Terceira Fase (1917-1918): Em 1917, primeiro ano dessa
nova fase, ocorreram dois fatos decisivos para o desfecho da
guerra: a entrada dos Estados Unidos no conflito e a saída
da Rússia. Os Estados Unidos entraram na guerra ao lado da
Inglaterra e da França. Esse apoio tem uma explicação
simples: os americanos tinham feito grandes investimentos
nesses países e queriam assegurar o seu retorno. Outras
nações também se envolveram na guerra. Turquia e Bulgária
juntaram-se à Tríplice Aliança, enquanto Japão, Portugal,
Romênia, Grécia, Brasil, Canadá e Argentina colocaram-se
ao lado da Entente.

A saída da Rússia da guerra está relacionada à revolução socialista ocorrida em seu território no
final de 1917. O novo governo alegou que a guerra era imperialista e que o seu país tinha muitos
problemas internos para resolver.
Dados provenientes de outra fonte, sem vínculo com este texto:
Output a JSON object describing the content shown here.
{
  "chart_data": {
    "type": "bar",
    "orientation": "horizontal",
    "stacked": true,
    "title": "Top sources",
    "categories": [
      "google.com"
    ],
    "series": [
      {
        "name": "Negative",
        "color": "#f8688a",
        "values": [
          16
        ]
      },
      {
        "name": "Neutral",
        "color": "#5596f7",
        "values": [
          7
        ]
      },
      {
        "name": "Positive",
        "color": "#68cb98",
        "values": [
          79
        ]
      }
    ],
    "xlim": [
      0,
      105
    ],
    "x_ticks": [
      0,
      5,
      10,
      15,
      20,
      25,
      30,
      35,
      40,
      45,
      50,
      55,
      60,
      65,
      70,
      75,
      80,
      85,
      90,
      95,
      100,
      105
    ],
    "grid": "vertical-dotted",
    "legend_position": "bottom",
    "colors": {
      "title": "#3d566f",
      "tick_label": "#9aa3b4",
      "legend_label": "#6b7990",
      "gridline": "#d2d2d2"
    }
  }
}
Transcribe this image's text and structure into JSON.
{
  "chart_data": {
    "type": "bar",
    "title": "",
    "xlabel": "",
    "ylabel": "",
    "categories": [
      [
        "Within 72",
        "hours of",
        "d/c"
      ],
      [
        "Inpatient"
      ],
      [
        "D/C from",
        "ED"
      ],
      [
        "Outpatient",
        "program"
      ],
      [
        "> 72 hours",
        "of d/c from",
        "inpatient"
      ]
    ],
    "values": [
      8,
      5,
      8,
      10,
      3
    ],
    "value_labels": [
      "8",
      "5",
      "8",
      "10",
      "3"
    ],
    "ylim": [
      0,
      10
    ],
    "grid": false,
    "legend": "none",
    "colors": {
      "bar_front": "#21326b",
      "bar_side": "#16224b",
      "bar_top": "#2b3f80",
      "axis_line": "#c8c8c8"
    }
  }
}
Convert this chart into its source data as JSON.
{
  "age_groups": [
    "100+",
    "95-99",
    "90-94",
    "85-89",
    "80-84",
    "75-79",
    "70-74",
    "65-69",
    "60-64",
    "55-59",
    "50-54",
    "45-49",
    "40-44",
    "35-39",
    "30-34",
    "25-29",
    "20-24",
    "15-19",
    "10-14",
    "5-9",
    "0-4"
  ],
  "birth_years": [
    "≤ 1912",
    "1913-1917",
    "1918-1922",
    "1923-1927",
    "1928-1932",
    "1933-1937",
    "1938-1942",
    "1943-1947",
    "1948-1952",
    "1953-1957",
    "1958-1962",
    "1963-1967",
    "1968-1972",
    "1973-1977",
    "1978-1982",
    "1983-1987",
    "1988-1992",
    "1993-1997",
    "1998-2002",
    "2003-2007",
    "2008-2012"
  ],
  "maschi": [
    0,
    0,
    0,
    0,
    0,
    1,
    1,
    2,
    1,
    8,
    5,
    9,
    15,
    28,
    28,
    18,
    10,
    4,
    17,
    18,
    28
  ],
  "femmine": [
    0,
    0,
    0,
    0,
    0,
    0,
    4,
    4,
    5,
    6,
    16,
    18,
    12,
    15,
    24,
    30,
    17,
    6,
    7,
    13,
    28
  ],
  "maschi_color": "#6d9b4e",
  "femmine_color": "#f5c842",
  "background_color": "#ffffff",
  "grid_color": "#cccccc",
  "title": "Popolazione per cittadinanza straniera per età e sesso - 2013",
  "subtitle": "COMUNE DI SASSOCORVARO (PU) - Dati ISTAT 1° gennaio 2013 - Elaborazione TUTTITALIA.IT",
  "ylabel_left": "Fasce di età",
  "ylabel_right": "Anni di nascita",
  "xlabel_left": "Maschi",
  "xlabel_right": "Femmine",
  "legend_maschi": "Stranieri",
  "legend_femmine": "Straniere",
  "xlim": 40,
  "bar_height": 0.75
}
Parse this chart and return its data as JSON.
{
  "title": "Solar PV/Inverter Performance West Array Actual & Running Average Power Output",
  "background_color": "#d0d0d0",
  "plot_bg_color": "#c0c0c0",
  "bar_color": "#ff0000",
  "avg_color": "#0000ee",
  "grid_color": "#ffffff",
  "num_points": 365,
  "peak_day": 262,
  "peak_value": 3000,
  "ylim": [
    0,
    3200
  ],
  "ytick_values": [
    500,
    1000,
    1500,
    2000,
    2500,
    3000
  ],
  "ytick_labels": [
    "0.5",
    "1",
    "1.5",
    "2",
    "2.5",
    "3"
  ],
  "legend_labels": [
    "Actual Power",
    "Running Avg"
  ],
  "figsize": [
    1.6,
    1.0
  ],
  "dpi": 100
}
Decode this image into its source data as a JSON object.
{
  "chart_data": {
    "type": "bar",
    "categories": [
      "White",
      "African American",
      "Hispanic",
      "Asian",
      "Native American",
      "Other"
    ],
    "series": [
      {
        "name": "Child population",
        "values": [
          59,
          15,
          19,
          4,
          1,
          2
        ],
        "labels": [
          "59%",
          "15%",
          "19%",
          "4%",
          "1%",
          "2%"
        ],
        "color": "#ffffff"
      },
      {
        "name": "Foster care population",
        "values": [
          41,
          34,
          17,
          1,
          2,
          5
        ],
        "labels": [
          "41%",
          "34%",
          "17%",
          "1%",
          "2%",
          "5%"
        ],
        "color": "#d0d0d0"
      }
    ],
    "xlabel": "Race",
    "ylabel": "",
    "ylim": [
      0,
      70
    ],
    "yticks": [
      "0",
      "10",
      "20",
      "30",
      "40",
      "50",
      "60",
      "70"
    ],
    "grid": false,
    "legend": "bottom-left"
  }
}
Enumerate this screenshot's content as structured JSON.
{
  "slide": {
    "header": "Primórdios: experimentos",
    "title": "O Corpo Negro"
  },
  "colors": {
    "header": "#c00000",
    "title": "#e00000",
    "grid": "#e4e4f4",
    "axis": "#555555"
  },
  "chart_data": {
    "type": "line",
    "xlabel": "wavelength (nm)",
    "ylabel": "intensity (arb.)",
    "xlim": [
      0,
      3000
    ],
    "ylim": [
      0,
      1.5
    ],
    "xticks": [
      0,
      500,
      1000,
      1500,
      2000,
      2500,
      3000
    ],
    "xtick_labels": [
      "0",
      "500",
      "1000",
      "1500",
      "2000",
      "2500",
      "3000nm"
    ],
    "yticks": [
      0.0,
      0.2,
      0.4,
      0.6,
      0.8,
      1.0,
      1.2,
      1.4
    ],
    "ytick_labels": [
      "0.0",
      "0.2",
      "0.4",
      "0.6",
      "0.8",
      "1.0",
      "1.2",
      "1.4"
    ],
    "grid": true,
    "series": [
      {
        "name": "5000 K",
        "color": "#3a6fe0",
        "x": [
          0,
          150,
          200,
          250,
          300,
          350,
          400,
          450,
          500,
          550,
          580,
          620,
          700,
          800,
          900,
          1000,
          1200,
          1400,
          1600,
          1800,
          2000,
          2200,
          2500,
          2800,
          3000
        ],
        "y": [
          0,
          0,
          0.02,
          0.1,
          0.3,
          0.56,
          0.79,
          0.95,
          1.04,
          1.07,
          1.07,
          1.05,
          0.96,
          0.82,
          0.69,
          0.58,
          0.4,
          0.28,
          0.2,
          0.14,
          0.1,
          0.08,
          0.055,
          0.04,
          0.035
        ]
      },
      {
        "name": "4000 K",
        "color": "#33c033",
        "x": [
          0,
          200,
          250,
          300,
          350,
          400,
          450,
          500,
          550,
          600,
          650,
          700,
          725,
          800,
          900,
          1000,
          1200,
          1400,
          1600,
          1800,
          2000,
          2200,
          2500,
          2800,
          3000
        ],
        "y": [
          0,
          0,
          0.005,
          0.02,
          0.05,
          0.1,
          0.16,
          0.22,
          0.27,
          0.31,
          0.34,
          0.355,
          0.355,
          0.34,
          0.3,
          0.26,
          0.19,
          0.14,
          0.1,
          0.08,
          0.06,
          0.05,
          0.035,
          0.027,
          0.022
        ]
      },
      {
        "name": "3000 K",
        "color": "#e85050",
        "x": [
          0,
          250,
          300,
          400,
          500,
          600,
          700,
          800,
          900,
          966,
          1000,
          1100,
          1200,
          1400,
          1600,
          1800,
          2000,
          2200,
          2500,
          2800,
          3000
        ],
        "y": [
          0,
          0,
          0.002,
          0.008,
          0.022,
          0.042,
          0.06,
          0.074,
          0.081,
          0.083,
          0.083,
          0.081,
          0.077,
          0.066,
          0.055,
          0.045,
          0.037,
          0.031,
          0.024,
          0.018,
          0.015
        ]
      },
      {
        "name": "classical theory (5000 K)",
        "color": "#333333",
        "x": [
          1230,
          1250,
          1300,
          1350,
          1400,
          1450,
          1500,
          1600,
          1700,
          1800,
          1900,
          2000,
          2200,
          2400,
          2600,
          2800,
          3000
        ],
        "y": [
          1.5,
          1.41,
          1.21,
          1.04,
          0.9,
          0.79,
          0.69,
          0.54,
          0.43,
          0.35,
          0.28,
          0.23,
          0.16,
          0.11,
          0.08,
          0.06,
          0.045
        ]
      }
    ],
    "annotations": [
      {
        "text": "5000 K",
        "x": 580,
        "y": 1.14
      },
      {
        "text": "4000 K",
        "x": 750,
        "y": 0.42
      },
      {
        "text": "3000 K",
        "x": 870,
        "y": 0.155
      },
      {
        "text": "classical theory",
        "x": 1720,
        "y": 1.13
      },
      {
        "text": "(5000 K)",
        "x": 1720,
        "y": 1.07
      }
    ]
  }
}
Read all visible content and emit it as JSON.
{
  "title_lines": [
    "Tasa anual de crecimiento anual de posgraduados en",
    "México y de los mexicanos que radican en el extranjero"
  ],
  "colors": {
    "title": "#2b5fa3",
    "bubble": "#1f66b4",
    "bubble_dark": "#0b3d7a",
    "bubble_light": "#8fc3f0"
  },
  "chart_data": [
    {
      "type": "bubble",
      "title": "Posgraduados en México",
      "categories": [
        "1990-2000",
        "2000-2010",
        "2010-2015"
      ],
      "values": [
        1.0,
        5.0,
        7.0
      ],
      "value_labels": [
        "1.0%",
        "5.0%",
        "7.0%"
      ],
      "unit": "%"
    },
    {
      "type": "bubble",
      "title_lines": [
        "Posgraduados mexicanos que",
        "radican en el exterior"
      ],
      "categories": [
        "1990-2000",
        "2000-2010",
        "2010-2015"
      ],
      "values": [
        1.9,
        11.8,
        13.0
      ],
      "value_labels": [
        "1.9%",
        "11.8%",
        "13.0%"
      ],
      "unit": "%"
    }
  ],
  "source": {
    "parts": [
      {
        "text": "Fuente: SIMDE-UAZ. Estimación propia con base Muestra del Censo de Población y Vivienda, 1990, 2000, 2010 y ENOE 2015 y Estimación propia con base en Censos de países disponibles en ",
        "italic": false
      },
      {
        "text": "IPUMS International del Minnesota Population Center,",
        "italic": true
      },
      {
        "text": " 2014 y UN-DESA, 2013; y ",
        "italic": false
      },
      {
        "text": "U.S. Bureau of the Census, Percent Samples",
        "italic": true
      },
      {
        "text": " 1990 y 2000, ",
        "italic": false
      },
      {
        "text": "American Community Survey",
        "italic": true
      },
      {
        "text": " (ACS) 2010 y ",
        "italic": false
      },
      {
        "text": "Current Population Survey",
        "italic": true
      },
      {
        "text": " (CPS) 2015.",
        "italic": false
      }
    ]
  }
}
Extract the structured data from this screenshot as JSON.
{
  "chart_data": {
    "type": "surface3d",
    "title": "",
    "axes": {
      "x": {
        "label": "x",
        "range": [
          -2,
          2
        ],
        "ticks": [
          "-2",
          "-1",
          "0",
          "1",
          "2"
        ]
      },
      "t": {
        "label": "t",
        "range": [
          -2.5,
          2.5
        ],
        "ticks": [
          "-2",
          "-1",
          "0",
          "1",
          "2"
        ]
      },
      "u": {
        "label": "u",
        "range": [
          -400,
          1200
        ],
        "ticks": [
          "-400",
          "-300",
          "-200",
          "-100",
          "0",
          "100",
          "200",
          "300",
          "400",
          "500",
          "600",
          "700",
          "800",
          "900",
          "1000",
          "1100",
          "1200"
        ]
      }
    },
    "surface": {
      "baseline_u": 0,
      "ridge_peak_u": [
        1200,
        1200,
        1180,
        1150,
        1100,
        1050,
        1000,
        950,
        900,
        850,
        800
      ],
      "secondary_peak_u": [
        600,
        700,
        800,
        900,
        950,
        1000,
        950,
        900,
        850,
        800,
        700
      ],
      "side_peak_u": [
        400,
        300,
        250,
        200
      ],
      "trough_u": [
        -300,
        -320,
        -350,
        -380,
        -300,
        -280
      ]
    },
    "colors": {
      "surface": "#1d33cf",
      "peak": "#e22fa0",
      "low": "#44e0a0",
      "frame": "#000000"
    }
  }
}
A Alemanha, então, jogou sua última cartada, avançando sobre
a França antes da chegada dos norte-americanos à Europa. Entretanto, os alemães foram
novamente detidos na Segunda Batalha do Marne e forçados a recuar. A partir desse recuo, os
países da Entente impuseram sucessivas derrotas aos seus inimigos. A Alemanha ainda resistia
quando foi sacudida por uma rebelião interna, que forçou o imperador Guilherme II a abdicar em
9 de novembro de 1918. Assumindo o poder imediatamente, o novo governo alemão
substituiu a Monarquia pela República. Dois dias depois rendeu-se, assinando um documento que
declarava a guerra terminada.
Depoimentos de soldados sobreviventes da Primeira Guerra Mundial
“O odor fétido nos penetra garganta adentro ao chegarmos na nossa nova trincheira, a direita dos
Éparges. Chove torrencialmente e nos protegemos com o que tem de lonas e tendas de campanha
afiançadas nos muros da trincheira. Ao amanhecer do dia seguinte constatamos estarrecidos que
nossas trincheiras estavam feitas sobre um montão de cadáveres e que as lonas que nossos
predecessores haviam colocado estavam para ocultar da vista os corpos e restos humanos que ali
haviam.”
(Raymond Naegelen, na região de Champagne).

“Pela manhã, quando ainda está escuro, há um momento de emoção: pela entrada do nosso abrigo
precipita-se uma turba de ratos fugitivos, que trepam por toda a parte a longo das paredes. As
lâmpadas de algibeira alumiam este túmulo. Toda a gente grita, pragueja e bate nos ratos.
Descarregam-se, assim, a raiva e o desespero acumulados durante numerosas horas. As caras estão
crispadas, os braços ferem, os animais dão gritos penetrantes e temos dificuldades em parar, pois
estávamos prestes a assaltar-nos mutuamente.” (E. M. Remarque)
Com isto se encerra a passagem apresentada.